[webkit-dev] WebKit Transition to Git
rniwa at webkit.org
Sat Oct 3 03:16:52 PDT 2020
On Sat, Oct 3, 2020 at 2:25 AM Adrien Destugues
<pulkomandy at pulkomandy.tk> wrote:
> On Fri, Oct 02, 2020 at 07:05:21PM -0500, Michael Catanzaro wrote:
> > > I realize that Gerrit might not integrate at all with hosting the repo
> > > on Github, but has any thought been given to this aspect of the
> > > transition?
> > That sounds like it would be a significant barrier to contribution, and
> > frankly defeat the point of switching. If we have serious concerns with
> > GitHub's code review functionality (which, again, I'm not familiar with),
> > then we should just use GitLab and have everything in one place. (GitLab
> > accepts GitHub logins via OAuth, both on gitlab.com and self-hosted
> > instances, so the barrier to contributing remains low either way.)

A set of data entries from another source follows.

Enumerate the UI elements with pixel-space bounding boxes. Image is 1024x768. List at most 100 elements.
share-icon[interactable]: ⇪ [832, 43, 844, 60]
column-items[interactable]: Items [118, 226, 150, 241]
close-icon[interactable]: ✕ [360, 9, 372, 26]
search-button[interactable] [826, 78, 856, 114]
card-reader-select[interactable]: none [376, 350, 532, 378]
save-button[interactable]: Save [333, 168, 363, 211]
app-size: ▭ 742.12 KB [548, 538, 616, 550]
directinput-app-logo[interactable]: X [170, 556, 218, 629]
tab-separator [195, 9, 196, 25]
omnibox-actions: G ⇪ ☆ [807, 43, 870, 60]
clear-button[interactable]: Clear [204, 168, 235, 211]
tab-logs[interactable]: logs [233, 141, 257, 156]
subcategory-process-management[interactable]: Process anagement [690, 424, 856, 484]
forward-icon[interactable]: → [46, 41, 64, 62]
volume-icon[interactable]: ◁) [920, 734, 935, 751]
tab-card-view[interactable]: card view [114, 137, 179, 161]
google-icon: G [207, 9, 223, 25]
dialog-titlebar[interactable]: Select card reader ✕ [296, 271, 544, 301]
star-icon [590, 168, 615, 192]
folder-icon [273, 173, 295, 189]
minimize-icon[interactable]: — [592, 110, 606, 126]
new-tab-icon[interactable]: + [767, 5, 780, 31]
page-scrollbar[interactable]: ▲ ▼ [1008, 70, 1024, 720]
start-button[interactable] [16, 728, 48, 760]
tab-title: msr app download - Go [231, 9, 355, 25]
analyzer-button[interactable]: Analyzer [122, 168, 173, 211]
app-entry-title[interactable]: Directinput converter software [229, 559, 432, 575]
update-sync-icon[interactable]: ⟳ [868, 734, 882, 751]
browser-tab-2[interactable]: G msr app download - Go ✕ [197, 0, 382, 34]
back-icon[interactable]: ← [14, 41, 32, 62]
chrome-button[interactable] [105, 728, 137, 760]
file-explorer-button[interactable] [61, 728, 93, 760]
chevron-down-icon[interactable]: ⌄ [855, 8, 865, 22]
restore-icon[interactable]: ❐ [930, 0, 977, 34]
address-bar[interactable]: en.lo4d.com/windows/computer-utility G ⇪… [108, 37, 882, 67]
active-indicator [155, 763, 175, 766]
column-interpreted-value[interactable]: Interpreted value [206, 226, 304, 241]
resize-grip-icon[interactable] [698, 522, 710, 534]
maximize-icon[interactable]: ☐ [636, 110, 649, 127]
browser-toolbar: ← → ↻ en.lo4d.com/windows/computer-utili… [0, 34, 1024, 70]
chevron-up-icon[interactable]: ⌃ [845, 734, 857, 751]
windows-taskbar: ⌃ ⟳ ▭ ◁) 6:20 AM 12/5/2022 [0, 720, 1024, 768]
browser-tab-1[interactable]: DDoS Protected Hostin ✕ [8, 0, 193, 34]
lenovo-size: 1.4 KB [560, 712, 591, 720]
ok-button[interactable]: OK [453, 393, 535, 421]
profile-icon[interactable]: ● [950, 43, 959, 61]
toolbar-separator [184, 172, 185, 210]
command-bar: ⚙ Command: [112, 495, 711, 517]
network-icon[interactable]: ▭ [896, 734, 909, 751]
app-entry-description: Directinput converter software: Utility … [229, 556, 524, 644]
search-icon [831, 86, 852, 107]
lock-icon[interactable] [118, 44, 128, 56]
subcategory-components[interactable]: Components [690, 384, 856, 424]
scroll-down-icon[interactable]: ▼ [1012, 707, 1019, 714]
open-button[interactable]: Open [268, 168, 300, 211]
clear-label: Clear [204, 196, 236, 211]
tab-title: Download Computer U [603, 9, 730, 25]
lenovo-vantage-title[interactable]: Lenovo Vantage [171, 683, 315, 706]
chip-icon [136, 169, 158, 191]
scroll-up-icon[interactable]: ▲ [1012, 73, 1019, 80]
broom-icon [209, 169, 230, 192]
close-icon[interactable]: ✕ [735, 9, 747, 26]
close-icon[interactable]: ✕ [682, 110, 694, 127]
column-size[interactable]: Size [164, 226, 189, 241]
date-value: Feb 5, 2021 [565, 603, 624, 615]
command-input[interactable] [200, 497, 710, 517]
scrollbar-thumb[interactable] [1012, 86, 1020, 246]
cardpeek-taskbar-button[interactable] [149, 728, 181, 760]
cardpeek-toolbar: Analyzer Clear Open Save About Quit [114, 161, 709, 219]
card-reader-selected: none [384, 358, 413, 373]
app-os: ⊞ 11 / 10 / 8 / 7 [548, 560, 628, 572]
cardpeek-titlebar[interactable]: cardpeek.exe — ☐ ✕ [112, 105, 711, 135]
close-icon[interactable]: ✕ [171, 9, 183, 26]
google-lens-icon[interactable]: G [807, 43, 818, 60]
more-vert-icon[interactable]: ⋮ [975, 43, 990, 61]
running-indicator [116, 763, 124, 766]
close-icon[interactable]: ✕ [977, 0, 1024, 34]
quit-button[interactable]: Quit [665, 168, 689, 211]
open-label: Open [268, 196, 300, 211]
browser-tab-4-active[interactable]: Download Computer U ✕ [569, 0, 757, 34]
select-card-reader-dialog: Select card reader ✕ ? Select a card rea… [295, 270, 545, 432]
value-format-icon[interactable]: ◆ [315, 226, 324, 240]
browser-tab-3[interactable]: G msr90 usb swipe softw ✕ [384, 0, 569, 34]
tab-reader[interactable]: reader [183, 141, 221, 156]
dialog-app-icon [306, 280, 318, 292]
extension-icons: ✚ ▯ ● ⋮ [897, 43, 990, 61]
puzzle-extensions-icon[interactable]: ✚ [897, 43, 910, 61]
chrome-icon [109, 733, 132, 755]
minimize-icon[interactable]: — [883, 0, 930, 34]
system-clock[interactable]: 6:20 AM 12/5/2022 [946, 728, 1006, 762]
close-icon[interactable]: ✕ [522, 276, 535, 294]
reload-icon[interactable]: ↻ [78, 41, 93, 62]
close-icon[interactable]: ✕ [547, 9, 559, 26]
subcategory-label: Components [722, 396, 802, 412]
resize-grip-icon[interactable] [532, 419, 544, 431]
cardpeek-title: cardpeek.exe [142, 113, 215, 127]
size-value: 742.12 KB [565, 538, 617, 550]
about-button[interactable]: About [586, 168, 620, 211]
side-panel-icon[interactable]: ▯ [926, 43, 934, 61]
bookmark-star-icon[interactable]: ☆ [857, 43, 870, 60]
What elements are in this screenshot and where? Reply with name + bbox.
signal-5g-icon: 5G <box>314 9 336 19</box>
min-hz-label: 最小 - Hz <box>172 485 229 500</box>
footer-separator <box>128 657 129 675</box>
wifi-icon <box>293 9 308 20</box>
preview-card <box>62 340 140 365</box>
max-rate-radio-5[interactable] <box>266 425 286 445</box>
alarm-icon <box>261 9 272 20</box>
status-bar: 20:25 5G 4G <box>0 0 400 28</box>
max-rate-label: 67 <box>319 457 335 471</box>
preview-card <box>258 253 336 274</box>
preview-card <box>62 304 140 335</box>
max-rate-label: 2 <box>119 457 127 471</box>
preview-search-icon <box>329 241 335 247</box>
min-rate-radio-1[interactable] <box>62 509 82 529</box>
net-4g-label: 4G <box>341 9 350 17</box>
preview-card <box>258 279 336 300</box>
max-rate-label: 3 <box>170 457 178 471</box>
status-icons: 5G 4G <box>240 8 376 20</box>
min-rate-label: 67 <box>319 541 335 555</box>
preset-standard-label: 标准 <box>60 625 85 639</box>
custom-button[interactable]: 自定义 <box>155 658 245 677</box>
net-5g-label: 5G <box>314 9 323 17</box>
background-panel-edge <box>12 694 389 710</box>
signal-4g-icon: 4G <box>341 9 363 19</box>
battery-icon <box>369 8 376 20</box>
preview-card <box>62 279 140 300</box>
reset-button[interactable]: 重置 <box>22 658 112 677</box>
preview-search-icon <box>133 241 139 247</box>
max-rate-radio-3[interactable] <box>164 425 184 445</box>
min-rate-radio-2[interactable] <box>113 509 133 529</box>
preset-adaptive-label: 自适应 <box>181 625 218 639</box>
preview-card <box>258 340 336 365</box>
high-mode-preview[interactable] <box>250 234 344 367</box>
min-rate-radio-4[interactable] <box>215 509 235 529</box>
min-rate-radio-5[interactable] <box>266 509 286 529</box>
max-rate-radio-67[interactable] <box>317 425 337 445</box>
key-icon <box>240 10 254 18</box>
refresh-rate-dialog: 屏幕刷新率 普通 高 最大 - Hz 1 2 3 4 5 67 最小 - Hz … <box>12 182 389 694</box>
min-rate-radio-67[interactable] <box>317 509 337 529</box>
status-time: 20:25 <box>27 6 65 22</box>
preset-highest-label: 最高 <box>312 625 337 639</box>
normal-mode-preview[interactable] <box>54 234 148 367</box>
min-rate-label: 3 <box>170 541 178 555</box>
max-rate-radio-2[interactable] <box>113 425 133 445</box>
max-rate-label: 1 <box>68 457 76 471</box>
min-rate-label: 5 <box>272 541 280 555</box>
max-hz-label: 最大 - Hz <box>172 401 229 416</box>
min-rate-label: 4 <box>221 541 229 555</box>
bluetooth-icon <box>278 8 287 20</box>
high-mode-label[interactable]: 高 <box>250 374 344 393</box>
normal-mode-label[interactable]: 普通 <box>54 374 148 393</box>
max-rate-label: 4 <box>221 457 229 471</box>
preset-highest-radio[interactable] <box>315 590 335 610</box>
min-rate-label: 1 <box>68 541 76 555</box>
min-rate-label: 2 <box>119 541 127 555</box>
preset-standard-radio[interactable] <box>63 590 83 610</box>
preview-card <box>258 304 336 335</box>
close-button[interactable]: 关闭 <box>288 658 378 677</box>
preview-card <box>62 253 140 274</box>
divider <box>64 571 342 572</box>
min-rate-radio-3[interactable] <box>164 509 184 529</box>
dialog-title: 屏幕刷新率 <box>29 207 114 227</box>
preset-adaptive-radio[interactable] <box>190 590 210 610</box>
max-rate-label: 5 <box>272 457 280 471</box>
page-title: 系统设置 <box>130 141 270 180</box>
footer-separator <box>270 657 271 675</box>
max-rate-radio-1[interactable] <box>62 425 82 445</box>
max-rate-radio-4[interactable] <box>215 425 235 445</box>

> Gerrit accepts GitHub and other OAuth providers as well, so that's not a
> problem. We have been using this for Haiku code reviews for a few years
> now, and interestingly we got some complaints from people who don't want
> to have a Github account (for various reasons) and won't use our code
> review tool because of that.
> I think the integration referred to was rather in terms of having
> reviews synchronized between Gerrit and Github pull requests, which is
> also possible, but I think if the point is to use Github, it doesn't
> work this way: if your workflow is too different from the standard way
> to use Github, people will still be confused by it and it will still be
> a barrier to contribution.
But using Gerrit would make that situation any better either.
> I think having to create an account on a website isn't the main thing
> preventing people to contribute anyway? It's more about having to use
> project-specific tools to prepare the patch for submission (in the case
> of WebKit, having to write the commit message in the Changelog file, for
It's about all those things. We've definitely heard of people
complaining or refusing to create a Bugzilla account to report bugs.
I've gotta say I'm very much concerned about getting rid of change
logs when we move to Git. We put a lot of useful information about
what was causing the bug, how we fixed it, and why we fixed the way we
did in a change log. I've seen a few projects which transitioned to
Git and somehow lost the rigor in maintaining an equally high quality
commit message, partly because most code review tools don't let you
add inline comments to commit messages.